In order to be able to remove the individual surface regions of the solid body with the particle stream, a variant according to the invention provides that the at least one particle stream is guided over the regions of the solid surface to be removed. A control device for example can be used for this purpose, said control device allowing two-dimensional removal of the solid surface. However, it is also possible as an alternative that a stationary particle stream is used whilst the solid body is moved.

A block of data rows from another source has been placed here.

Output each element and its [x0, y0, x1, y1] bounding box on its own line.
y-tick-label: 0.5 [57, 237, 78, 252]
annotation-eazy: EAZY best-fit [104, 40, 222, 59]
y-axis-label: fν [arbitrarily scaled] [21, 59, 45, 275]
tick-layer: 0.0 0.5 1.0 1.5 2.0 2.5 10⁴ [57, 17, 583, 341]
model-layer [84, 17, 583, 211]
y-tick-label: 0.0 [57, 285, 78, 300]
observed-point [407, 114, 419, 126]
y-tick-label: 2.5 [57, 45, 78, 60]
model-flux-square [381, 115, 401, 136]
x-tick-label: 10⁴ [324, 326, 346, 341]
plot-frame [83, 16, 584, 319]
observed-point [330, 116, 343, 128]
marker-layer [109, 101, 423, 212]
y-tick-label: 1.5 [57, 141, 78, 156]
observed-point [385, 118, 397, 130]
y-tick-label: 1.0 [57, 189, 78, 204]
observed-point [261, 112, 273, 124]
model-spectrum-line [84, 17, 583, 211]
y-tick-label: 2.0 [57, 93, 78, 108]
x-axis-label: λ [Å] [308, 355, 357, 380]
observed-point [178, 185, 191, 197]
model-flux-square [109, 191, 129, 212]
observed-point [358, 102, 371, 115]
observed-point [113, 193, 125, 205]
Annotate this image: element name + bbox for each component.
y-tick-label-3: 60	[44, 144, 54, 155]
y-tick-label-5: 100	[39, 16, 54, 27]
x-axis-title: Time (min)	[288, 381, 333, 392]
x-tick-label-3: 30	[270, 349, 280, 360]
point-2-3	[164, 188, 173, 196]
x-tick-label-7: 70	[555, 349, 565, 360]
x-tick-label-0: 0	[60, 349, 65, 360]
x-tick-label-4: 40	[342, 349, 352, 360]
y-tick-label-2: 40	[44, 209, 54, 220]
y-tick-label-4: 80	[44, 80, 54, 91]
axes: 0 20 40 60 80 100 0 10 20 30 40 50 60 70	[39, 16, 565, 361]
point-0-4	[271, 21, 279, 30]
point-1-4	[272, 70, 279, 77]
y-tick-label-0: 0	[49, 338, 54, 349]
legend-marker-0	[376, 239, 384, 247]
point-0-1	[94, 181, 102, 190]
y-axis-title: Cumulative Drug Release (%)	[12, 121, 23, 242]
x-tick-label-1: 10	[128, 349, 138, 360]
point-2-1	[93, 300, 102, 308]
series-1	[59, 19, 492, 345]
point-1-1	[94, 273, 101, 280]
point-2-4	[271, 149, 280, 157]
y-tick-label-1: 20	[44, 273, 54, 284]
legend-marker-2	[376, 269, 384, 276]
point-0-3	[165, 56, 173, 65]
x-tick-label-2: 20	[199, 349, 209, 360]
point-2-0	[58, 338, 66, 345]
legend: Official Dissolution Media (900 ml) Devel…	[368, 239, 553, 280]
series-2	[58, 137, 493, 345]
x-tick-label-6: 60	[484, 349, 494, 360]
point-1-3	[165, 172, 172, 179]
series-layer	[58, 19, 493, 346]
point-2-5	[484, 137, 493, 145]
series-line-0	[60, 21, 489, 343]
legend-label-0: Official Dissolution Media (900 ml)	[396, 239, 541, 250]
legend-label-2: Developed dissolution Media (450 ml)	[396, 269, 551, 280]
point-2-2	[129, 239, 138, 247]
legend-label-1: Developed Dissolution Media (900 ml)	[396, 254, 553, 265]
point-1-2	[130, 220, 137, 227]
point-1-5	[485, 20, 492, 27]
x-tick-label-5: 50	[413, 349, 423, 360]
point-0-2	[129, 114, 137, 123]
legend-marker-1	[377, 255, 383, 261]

Basically the particle stream according to the invention can be used in combination with all the microstructuring methods known from prior art. A preferred variant hereby provides that a liquid etching medium is used as etching fluid. This liquid etching medium is then directed towards the solid surface in the form of a liquid jet, the liquid jet being preferably laminar. The diameter of such a liquid jet is thereby preferably from 10 to 100 pm.

If the described liquid jet is used, it is particularly preferred that a laser beam is coupled to this liquid jet. The coupled laser beam can be guided then by total reflection in the liquid jet. The particles are thereby suspended preferably in the liquid etching medium and then supplied to a nozzle unit, preferably radially, the nozzle opening of which is directed towards the solid surface. This variant represents a particularly efficient possibility in that the liquid jet and particle stream are combined with each other.

According to a further preferred variant according to the invention, the particle stream can also be used during gas phase etching. This is important above all when non-volatile surface layers are produced during gas phase etching. By using the particle stream according to the invention, the etching effect can be increased locally in that the nonvolatile surface layers are removed physically during the process.

Another preferred variant according to the invention provides that the particle stream according to the invention is used in combination with electrochemical microstructuring methods. During the electrochemical etching of silicon for example, poorly-adhering and partially porous silicon dioxide is thus formed. This can be removed in a simple manner and efficiently with the help of the particle stream.

All microstructurable materials can be used as solid bodies. The solid bodies thereby preferably comprise silicon, glass, ceramic, plastic material and/or composites thereof.

According to the invention, a solid body, the surface of which is microstructurable with the method according to the invention, is likewise provided.

BRIEF DESCRIPTION OF THE DRAWINGS

A variant of the method according to the invention is intended to be explained in more detail with reference to the subsequent FIGURE, without wishing to restrict the latter to the embodiments shown here.

FIG. 1 shows a representation of a variant of the method, which is based on electrochemical etching, according to the invention.

DETAILED DESCRIPTION OF THE EMBODIMENTS OF THE INVENTION

In FIG. 1, a solid body 1, e.g. silicon, is treated with a liquid jet-guided laser. Between the solid body 1 and the liquid jet 2, a direct voltage 3 is applied here. The liquid jet 2 is thereby guided through a nozzle unit 4. This has a window 5 on the side orientated away from the solid body through which the light can be coupled with a laser source 6. The growth of an anodic oxide is made possible by the construction described here. The addition of nanoparticles, e.g. zirconium oxide, to the liquid jet leads to continual removal of the oxide during the course of the process so that no compact passivation layer can form on the solid body. Without the addition of particles of this type the result would rapidly be covering of the surface with the oxide, as a result of which the reaction would come to a standstill.

Although the invention herein has been described with reference to particular embodiments, it is to be understood that these embodiments are merely illustrative of the principles and applications of the present invention. It is therefore to be understood that numerous modifications may be made to the illustrative embodiments and that other arrangements may be devised without departing from the spirit and scope of the present invention as defined by the appended claims.